This ad appeared 75 years ago today in Radio Guide magazine, April 26, 1941. I suspect a lot of boys drooled over the prospect of having a radio on their bike. For details on how to “win” one “free,” they were to write to the Boy Sales Manager of the magazine. Undoubtedly, they would be told how many subscriptions they would need to sell to win the radio. I suspect they would have to sell quite a few. The magazine had a single issue price of ten cents, and an annual subscription was $4. The radio itself appears to be the Motorola model B-150, with a retail price of $19.95.
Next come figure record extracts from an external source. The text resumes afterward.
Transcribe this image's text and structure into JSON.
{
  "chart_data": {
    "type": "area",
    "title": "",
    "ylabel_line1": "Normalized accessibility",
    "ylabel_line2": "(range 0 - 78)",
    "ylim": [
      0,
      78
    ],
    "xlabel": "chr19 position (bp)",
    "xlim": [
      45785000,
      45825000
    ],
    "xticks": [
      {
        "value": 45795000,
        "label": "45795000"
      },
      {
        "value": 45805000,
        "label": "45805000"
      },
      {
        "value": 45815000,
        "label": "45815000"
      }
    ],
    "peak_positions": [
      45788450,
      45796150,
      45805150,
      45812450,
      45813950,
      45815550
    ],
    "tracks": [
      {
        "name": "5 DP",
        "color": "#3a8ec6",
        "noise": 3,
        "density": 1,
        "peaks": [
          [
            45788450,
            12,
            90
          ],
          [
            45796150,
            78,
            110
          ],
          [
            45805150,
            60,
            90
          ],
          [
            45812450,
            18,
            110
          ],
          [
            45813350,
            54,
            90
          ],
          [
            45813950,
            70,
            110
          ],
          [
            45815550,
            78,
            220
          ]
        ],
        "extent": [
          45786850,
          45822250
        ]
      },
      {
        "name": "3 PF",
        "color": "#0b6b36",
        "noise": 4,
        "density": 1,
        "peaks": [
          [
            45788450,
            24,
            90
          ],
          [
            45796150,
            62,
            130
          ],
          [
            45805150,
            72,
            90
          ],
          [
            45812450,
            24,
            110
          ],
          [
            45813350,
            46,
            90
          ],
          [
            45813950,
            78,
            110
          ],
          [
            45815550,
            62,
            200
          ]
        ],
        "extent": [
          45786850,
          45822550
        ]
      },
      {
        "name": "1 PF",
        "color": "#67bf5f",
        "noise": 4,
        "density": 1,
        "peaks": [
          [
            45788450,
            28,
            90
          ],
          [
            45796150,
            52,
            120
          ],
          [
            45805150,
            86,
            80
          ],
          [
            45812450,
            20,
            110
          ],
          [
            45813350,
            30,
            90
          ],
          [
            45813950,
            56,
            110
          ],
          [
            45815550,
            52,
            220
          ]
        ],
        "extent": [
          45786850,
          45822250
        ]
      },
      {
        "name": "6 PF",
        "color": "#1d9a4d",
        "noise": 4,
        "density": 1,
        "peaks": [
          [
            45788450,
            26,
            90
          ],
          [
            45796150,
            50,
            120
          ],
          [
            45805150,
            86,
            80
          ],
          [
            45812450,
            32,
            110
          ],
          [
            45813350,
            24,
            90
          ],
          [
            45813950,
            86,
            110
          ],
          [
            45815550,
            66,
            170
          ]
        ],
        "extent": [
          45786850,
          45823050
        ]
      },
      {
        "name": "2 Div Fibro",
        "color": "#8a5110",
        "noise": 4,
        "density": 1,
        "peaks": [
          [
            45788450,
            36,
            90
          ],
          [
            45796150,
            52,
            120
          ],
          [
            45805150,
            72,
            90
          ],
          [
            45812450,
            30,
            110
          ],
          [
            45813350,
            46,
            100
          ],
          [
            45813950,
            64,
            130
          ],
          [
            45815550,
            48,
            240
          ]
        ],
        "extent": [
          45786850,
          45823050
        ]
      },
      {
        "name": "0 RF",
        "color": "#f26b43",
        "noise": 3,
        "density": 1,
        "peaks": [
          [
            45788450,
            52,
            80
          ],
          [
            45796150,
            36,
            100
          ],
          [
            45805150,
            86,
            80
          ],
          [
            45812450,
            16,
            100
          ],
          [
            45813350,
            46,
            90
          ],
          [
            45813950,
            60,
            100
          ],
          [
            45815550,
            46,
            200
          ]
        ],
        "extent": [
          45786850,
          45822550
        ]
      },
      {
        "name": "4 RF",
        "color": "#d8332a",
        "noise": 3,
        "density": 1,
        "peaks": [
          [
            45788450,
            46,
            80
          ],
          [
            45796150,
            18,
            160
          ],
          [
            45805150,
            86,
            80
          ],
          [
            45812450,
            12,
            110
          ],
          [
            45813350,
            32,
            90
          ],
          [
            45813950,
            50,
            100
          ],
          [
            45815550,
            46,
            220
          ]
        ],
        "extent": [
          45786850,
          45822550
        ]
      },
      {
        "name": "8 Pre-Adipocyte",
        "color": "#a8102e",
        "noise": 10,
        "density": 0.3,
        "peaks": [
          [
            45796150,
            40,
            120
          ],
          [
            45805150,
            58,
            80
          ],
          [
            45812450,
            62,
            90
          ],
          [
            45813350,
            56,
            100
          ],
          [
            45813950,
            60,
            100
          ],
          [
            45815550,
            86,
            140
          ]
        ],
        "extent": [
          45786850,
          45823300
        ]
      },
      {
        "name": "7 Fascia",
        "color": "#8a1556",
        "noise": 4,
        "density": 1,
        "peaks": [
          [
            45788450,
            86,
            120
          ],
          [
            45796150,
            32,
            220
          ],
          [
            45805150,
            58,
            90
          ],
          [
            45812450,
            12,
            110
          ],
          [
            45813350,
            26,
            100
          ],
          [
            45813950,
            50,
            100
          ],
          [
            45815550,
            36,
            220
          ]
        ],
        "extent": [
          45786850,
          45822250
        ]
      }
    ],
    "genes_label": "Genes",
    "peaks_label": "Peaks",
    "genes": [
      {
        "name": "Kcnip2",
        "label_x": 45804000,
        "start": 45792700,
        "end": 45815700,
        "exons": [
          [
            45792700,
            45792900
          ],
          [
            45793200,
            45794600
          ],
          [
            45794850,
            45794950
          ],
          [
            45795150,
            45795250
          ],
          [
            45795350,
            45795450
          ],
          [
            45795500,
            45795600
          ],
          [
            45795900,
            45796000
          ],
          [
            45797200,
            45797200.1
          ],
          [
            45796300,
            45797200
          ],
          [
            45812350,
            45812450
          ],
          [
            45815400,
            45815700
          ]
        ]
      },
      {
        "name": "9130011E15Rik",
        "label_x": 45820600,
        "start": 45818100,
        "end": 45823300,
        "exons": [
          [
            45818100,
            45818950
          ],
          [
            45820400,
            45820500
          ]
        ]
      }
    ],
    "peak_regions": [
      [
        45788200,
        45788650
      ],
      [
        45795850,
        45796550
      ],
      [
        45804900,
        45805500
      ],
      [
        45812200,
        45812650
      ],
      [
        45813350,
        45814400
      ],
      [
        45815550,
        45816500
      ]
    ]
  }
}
The radio was probably a fairly good performer, being a three-tube superhet. Its tube lineup consisted of a 1A7GT, 3A8GT, and 1Q5GT, and had a 4 inch speaker. More information is available at RadioMuseum.org.
The set was powered by a combination A-B battery from Ray-O-Vac, which mounted on the frame of the bicycle. It also featured a whip antenna. One novel feature of the set is that it had permeability tuning, meaning that the tuning knob adjusted the slug of an inductor, rather than moving a variable capacitor.
You can see a surviving example of the set at OldBike.eu. Update: Greg Farmer sent a link to a nice example of the radio at this link. The radio, along with a bike of the same vintage, was on display at the Pavek Museum of Broadcasting in St. Louis Park, MN.